Add it all up and you have further evidence of the need for efficient and comprehensive background checks as well as preventative screening measures. Happily, some success is being made at the federal level. On the day of the Santa Clarita shooting, Republican Sen. John Cornyn of Texas announced that, under the Fix NICS Act he helped author last year (and which President Trump has signed into law), all 50 states, the District of Columbia and Indian tribal governments have submitted implementation plans to the Department of Justice, as have 45 federal agencies. More than 6 million records have been added to National Instant Criminal Background Check System databases.
Among other information in the first DOJ report on implementation of the Fix NICS Act: Customs and Border Protection entered some 13 million records for undocumented persons into the background-check system last month. And the number of “firearm retrieval referrals” — which occur when a prohibited person is able to purchase a firearm because the background check could not be concluded within three business days due to incomplete records — reportedly decreased every month in comparison to the previous year. This suggests a robust system working promptly.
Cornyn says that he’s pleased with smart implementation of the 2018 act by the Trump administration but is continuing to address failures such as this summer’s mass shooting in Texas’ Permian Basin (eight dead): “Shortly after the Midland-Odessa shooting, we learned that the shooter failed a background check when he attempted to buy a gun from a licensed dealer. He then managed to circumvent the process by purchasing his weapon from somebody who appears to have been in the business of manufacturing and selling guns but who is not a registered firearms dealer. By not registering as a dealer, the seller was able to skirt the legal requirement and sell a weapon to the shooter without conducting the necessary background check.”
We praise Sen.
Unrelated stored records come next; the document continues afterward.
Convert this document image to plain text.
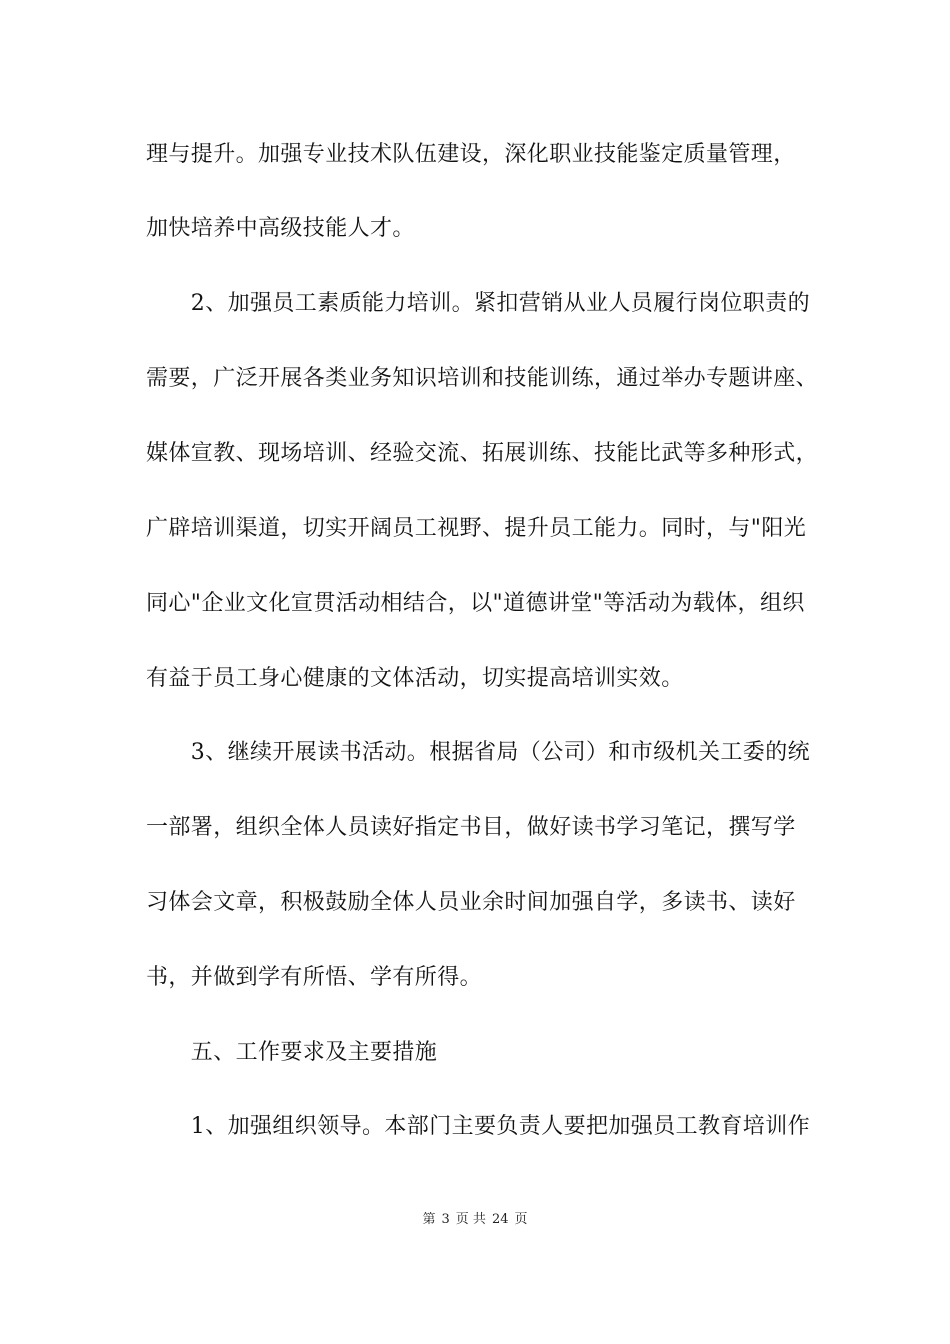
理与提升。加强专业技术队伍建设，深化职业技能鉴定质量管理，
加快培养中高级技能人才。
　　2、加强员工素质能力培训。紧扣营销从业人员履行岗位职责的
需要，广泛开展各类业务知识培训和技能训练，通过举办专题讲座、
媒体宣教、现场培训、经验交流、拓展训练、技能比武等多种形式，
广辟培训渠道，切实开阔员工视野、提升员工能力。同时，与"阳光
同心"企业文化宣贯活动相结合，以"道德讲堂"等活动为载体，组织
有益于员工身心健康的文体活动，切实提高培训实效。
　　3、继续开展读书活动。根据省局（公司）和市级机关工委的统
一部署，组织全体人员读好指定书目，做好读书学习笔记，撰写学
习体会文章，积极鼓励全体人员业余时间加强自学，多读书、读好
书，并做到学有所悟、学有所得。
　　五、工作要求及主要措施
　　1、加强组织领导。本部门主要负责人要把加强员工教育培训作
第 3 页 共 24 页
Cornyn’s continued leadership in common-sense solutions by now pressing the RESPONSE Act, which would encourage Internet service providers and online platforms to share info with law enforcement concerning mass violence, hate crimes or domestic terrorism and would encourage the prosecuting of criminals violating the law by engaging in the business of selling firearms without a license or by providing false statements as part of any background check.